‘Now, if you are twelve, my boy, and I am eighty-six, let us say, for I think that ought to cover me, then let us take twelve from eighty-six and halve the result. No, no. I won’t make you do it because that would be most unfair. Ah yes, indeed it would – for what’s the good of being a prisoner and then being made to do lessons too? Eh? Eh? Might as well not be punished, eh? … Let me see, where were we, where were we? Yes, yes, yes, twelve from eighty-six, that’s about seventy-four, isn’t it? Well, what is half seventy-four? I wonder … h’m, yes, twice three are six, carry one, and twice seven are fourteen … thirty-seven, I do believe. Thirty-seven. And what is thirty-seven? Why, it’s just exactly the halfway age between us. So if I tried to be thirty-seven years young – and you tried to be thirty-seven years old – but that would be very difficult, wouldn’t it? Because you’ve never been thirty-seven, have you? But then, although your old headmaster has been thirty-seven, long ago, he can’t remember a thing about it except that it was somewhere about that time that he bought a bag of glass marbles. O yes he did. And why? Because he became tired of teaching grammar and spelling and arithmetic. O yes, and because he saw how much happier the people were who played marbles than the people were who didn’t. That’s a bad sentence, my boy. So I used to play in the dark after the other young professors were asleep. We had one of the old Gormenghast tapestry-carpets in the room and I used to light a candle and place my marbles on the corners of patterns in the carpet, and in the middle of crimson and yellow flowers. I can remember the carpet perfectly as though it was here in this old fort, and there, every night by the glow of a candle, I would practise until I could flick a marble along the floor so that when it struck another it spun round and round but stayed exactly where it was, my boy, while the one it had struck shot off like a rocket to land at the other end of the room in the centre of a crimson carpet flower (if I was successful), or if not, near enough to couch itself at the next flick. And the sounds of the glass marbles in the still of the night when they struck was like the sound of tiny crystal vases breaking on stone floors – but I am getting too poetic, my boy, aren’t I? And boys don’t like poetry, do they?’

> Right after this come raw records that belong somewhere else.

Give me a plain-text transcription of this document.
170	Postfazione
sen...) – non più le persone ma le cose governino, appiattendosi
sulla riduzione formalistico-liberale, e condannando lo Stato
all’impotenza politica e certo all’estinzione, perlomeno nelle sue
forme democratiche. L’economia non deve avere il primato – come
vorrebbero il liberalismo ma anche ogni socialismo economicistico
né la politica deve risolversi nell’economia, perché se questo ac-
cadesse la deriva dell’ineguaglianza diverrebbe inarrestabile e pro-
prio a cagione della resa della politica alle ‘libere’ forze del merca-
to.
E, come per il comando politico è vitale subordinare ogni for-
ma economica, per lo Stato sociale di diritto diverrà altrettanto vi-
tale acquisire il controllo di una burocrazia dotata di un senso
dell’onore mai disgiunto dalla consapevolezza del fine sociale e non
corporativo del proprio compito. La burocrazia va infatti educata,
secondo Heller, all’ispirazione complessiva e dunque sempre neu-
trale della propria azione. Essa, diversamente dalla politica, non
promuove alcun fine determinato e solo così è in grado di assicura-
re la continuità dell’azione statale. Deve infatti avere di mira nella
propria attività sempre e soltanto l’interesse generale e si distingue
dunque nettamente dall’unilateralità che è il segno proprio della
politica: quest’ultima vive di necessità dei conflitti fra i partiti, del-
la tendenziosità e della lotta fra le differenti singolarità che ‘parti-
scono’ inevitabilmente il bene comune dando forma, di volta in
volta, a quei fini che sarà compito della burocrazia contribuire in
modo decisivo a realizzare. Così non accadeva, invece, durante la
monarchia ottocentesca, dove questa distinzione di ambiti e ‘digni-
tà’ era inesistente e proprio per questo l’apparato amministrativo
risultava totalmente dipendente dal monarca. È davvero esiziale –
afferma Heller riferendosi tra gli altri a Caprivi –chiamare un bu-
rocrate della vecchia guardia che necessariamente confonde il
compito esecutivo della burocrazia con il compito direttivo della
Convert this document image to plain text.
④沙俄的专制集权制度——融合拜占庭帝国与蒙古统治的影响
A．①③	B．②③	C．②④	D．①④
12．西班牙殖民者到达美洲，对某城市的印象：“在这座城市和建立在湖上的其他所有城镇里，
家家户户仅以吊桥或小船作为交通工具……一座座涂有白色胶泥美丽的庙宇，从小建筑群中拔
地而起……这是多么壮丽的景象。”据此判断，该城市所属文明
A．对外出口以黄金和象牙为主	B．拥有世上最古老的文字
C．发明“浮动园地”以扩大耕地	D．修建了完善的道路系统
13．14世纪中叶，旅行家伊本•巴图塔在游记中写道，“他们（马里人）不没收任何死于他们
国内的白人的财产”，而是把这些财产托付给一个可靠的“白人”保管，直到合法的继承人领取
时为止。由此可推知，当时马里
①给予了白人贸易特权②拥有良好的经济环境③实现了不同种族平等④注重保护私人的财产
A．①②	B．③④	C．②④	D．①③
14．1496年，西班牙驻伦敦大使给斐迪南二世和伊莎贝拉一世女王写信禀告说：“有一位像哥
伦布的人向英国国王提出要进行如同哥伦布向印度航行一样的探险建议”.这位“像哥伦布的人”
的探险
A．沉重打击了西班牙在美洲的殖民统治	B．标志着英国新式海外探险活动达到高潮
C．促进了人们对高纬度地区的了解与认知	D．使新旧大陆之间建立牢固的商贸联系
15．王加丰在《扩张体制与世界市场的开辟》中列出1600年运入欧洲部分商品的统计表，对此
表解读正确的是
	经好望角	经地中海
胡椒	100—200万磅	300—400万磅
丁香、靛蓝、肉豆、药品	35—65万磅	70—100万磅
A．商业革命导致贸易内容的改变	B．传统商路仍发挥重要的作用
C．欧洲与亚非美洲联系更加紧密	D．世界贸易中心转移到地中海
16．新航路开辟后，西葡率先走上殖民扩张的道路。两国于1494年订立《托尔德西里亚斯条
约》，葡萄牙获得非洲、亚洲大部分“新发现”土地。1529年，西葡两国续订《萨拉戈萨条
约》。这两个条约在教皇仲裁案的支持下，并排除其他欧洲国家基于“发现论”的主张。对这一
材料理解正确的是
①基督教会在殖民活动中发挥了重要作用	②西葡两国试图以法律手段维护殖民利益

Bellgrove took off his mortar-board, placed it on the floor and wiped his brow with the biggest and grubbiest handkerchief Titus had ever seen come out of a grown-up’s pocket.

‘Ah me, my young friend, the sound of those marbles … the sound of those silly marbles. Forlorn, it is, my, boy, to remember the little glass notes – forlorn as the tapping of a woodpecker in a summer forest.’

‘I’ve got some marbles, sir,’ said Titus, sliding off the table and diving his hand into his trouser pocket.

Bellgrove dropped his hands to his sides where they hung like dead weights. It was as though his joy at finding his little plan maturing so successfully was so all-absorbing that he had no faculties left over to control his limbs. His wide, uneven mouth was ajar with delight. He rose to his feet and turning his back on Titus made his way to the far end of the small fort. He was sure that his joy was written all over his face and that it was not for headmasters to show that sort of thing to any but their wives, and he had no wife … no wife at all.

Titus watched him. What a funny way he put his big flat feet on the ground, as though he were smacking it slowly with the soles of his boots – not so much to hurt it, as to wake it up.

‘My boy,’ said Bellgrove at last when he had returned to Titus, having fought the smile away from his face – ‘this is an extraordinary coincidence, you know. Not only do you like marbles, but I …’ and he drew from the decaying darkness of a pocket like a raw-lipped gulch, exactly six globes.

‘O sir!’ said Titus. ‘I never thought you’d have marbles.’

‘My boy,’ said Bellgrove. ‘Let it be a lesson to you. Now where shall we play. Eh? Eh? Good grief, my young friend, what a long way down it is to the floor and how my poor old muscles creak …’

Bellgrove was lowering himself by degrees to the dusty ground.

‘We must examine the terrain for irregularities, h’m, yes, that’s what we must do, isn’t it, my boy? Examine the terrain, like generals, eh? And find our battle ground.’

‘Yes, sir,’ said Titus, dropping to the knees and crawling alongside the old, pale lion. ‘But it looks flat enough to me, sir, I’ll make one of the squares here, and …’

But at this moment the door of the fort opened again and Doctor Prunesquallor stepped out of the sunlight and into the grey gloom of the small fort.